Porcelain dolls from Russia are created with a wide variety of traditional costumes representing the styles characteristic of different provinces and regions of Russia. Folk costumes of the Northern and Central provinces are represented by a white, long sleeve blouse, a "sarafan" (long jumper dress), and a "kokoshnik" (half-moon shaped headpiece). A short jacket, with either long or short sleeves is often a part of such a costume. Traditionally, the costume is decorated with gold and silver thread embroidery on velvet and brocade, floral designs, and decorative fabrics. Pearls and glitter are used to decorate the collar and cuffs of the blouse and the hem of the sarafan.
Costumes of the Southern regions of Russia consist of a wide-sleeved blouse and a long, plaited or striped skirt - "panyova", which is often complemented by an apron, and a small rectangular richly decorated headpiece called a "soroka." Skillfully embroidered lace and decorative fabrics are used to decorate the costume. Geometrical design and distinct horizontal lines are characteristic of this style. The red colors dominate in the fabrics with black and white ornamentation. The sleeves of the blouse and the apron have the most decoration.
The costumes of these dolls are authentic reproductions of 18th and 19th century wardrobes. Each costume has been hand-sewn following traditional designs. Many of the larger dolls have costume details that may include underclothing such as pantaloons, and fancy boots or shoes. The faces of the dolls are hand-painted.
Cloth dolls from Russia come in a great many different costume designs. Most of the dolls are dressed in traditional folk costumes from the 17th to the early 19th centuries and represent the variations in dress found in the many provinces and regions of Russia. Most of the cloth dolls have hand painted faces. Some of the larger cloth dolls have embroidered faces.
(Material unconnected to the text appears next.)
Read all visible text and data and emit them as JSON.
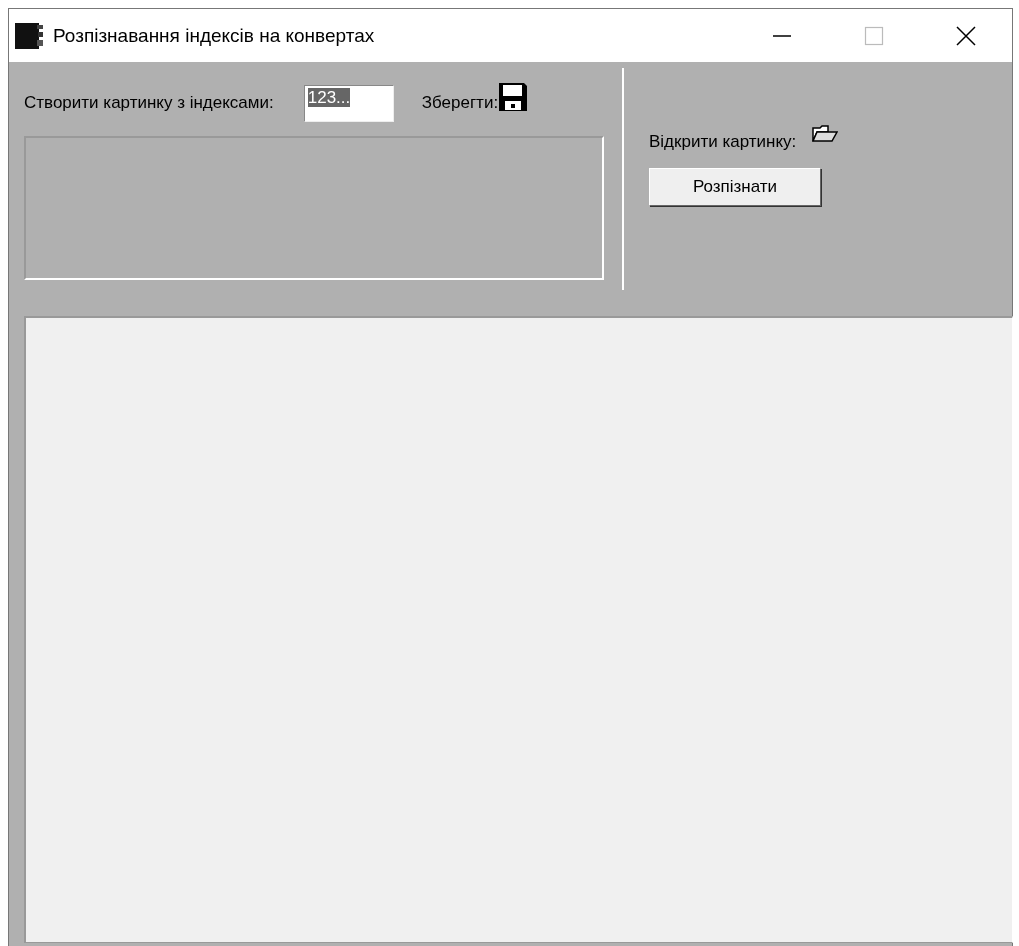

Hand applied decorative details on the costumes may include brocade, beads, sequins, and ribbon. The body and head of these dolls is made of fabric with some stuffing to give the doll its shape. Male figures and large clowns are also available.
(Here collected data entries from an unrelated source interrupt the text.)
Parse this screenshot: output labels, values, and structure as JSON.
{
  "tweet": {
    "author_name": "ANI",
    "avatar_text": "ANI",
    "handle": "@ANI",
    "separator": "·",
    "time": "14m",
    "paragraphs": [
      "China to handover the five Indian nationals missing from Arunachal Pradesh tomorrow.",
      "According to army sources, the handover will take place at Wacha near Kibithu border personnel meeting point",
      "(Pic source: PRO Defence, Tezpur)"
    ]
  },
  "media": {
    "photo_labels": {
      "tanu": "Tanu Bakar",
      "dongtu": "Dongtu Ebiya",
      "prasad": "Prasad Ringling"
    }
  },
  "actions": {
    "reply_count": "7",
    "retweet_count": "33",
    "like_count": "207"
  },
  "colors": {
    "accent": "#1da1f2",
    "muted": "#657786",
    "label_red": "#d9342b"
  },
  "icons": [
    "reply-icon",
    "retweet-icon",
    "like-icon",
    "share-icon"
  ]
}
Nevalashka means "never falls down" in Russian. Originally these weighted, round bottomed dolls were designed for toddlers to play with. The dolls are meant to be knocked over, ringing a bell inside, and then they pop back up. With the demise of the Soviet Union new economic and artistic freedom has come to Russian nevalashkas have also become works of art, displaying the myriad talents of their creators.
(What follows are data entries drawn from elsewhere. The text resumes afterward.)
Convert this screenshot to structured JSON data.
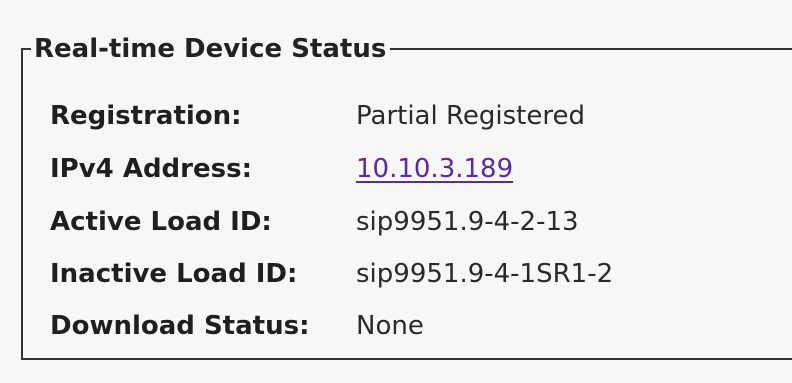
{
  "panel": {
    "title": "Real-time Device Status",
    "rows": [
      {
        "label": "Registration:",
        "value": "Partial Registered"
      },
      {
        "label": "IPv4 Address:",
        "value": "10.10.3.189"
      },
      {
        "label": "Active Load ID:",
        "value": "sip9951.9-4-2-13"
      },
      {
        "label": "Inactive Load ID:",
        "value": "sip9951.9-4-1SR1-2"
      },
      {
        "label": "Download Status:",
        "value": "None"
      }
    ]
  },
  "colors": {
    "background": "#f7f7f7",
    "border": "#333333",
    "link": "#5a2a9e"
  }
}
The theme and character of each nevalashka doll is a reflection of the individual artist. Many nevalashka artists also paint the more familiar matryoshka dolls and like the matryoshka dolls, nevalashka dolls are made of wood and are hand painted. The wood used for most dolls, toys, and folk art is linden wood which has a very nice light color and is good for carving.
Inside each nevalashka is a set of thin metal rods that are of varying lengths to provide a pleasing musical sound when they are struck by the hanging metal "clapper" inside. The metal clapper is frequently an old Soviet coin.